Would something like this work as a memory model?..
There is a set of memory allocations. These could refer to allocations on the
heap or on the stack, whatever. An allocation consists of a base address and a
type, the base address however is purely abstract - it is represented as a free
variable of type usize
, not as some specific value.
More specifically, the base address is represented by 64 boolean variables
(I’ll assume a 64 bit architecture throughout this post).
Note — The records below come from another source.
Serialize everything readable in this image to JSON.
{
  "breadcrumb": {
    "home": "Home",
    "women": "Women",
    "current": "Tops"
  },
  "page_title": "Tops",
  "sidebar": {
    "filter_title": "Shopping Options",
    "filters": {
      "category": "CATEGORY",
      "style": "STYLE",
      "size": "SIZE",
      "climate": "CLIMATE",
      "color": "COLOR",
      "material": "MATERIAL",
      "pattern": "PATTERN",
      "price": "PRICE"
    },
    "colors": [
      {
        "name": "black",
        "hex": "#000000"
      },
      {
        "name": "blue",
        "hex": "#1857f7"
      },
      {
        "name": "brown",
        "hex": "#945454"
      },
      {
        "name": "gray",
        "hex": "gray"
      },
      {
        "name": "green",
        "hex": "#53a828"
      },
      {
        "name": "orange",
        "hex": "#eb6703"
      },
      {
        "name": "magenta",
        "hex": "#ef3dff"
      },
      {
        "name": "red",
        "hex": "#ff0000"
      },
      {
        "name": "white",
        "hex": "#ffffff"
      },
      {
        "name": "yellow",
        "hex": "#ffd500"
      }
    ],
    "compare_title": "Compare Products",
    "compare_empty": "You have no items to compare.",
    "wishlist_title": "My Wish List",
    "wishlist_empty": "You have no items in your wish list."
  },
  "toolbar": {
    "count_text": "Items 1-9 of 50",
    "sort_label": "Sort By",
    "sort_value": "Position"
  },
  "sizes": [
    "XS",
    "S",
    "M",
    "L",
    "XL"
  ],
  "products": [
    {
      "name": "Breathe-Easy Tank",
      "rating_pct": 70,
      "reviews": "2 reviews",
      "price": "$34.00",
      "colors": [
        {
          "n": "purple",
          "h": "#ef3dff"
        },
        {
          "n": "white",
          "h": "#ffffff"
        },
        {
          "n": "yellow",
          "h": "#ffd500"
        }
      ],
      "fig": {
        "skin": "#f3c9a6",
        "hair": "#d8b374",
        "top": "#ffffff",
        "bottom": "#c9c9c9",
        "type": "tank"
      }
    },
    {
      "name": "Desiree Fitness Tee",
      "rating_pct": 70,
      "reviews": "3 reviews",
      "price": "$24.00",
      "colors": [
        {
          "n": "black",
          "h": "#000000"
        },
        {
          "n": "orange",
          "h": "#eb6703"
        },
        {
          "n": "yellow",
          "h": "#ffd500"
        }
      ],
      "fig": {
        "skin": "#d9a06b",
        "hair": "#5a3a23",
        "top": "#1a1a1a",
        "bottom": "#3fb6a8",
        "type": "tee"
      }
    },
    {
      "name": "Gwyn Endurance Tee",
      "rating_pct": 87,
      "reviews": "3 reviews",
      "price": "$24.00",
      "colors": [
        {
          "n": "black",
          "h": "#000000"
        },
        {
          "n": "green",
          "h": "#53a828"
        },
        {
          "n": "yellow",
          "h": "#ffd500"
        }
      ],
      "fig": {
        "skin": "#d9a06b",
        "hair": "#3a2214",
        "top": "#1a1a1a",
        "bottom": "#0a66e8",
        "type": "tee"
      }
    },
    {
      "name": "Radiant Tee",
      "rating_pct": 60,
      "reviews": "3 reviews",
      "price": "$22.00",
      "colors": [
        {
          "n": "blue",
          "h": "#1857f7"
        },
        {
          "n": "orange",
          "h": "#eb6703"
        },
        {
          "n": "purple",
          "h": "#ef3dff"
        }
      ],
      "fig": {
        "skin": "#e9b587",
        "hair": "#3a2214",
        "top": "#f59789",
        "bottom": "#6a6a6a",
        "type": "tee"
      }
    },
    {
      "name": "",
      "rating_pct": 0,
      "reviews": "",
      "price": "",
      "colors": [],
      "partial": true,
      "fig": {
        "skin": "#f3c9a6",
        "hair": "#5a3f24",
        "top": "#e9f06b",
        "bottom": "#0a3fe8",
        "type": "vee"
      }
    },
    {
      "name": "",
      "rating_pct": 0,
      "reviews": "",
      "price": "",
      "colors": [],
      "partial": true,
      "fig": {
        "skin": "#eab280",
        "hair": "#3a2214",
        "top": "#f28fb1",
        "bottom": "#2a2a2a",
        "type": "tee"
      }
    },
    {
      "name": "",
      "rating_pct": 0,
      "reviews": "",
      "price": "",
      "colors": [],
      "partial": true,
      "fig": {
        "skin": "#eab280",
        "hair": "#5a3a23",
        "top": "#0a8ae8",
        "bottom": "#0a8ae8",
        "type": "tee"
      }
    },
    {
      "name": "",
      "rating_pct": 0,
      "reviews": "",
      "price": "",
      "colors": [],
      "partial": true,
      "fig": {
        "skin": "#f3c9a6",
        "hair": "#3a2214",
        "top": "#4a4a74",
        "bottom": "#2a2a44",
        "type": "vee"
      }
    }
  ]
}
For some
allocation named $a
I’ll refer to these variables as $a0
to $a63
.
Next we define a type of boolean polynomials over these variables.
struct Anded {
anded: HashSet<VarId>,
}
struct Bit {
xored: HashSet<Anded>,
}
Here, VarId
refers to some specific boolean variable (eg. $a23
). A Bit
represents formulas like:
($a2 * $a23 * $b7) + ($a0 * $b1) + $c3
Where *
is AND and +
is XOR. The important thing about these polynomials is
that they are the normal forms of a more generalised language of expressions
containing variables, 1
, AND, OR, XOR and NOT. eg. If I have some arbitrary
expression like:
(!$a0 | $b23) & $c45
I can normalise to (in this case)
($a0 & $b23 & $c45) ^ ($a0 & $c45) ^ $c45
This means that any two boolean expressions, consisting of boolean variables
and these operations, have decidable equality. Note that 1
is just the AND of an empty set of variables.
Next we define all our int and pointer types as being arrays of Bit
s.
struct U8([Bit; 8]);
struct Ptr([Bit; 64]);
// etc.
We can also define all our arithmetic operations on these types. eg.
U8([0, 0, 0, 0, 0, 0, 0, $a0]) + U8([0, 0, 0, 0, 0, 0, 0, $b0])
=> U8([0, 0, 0, 0, 0, 0, $a0 * $b0, $a0 + $b0])
When we perform a memory allocation, or get the address to a value on the
stack, we get a value of the form Ptr([$a0, $a1, $a2, ... , $a63])
. Note what
this is saying: the allocation address is some arbitrary value, unknown to the
model, but can still perform any kind of bitwise or arithmetic operation on it.
When we dereference a pointer, the pointer must be of the form $a + x
where
$a
is some allocation and x
is a valid offset. Anything else is undefined
behaviour.
Reading uninitialized data also gives us variables, only these variable don’t
correspond to any allocation.
Does this work? It seems to match my mental model, allow a lot of safe ways of generating valid addresses while still permitting optimizations.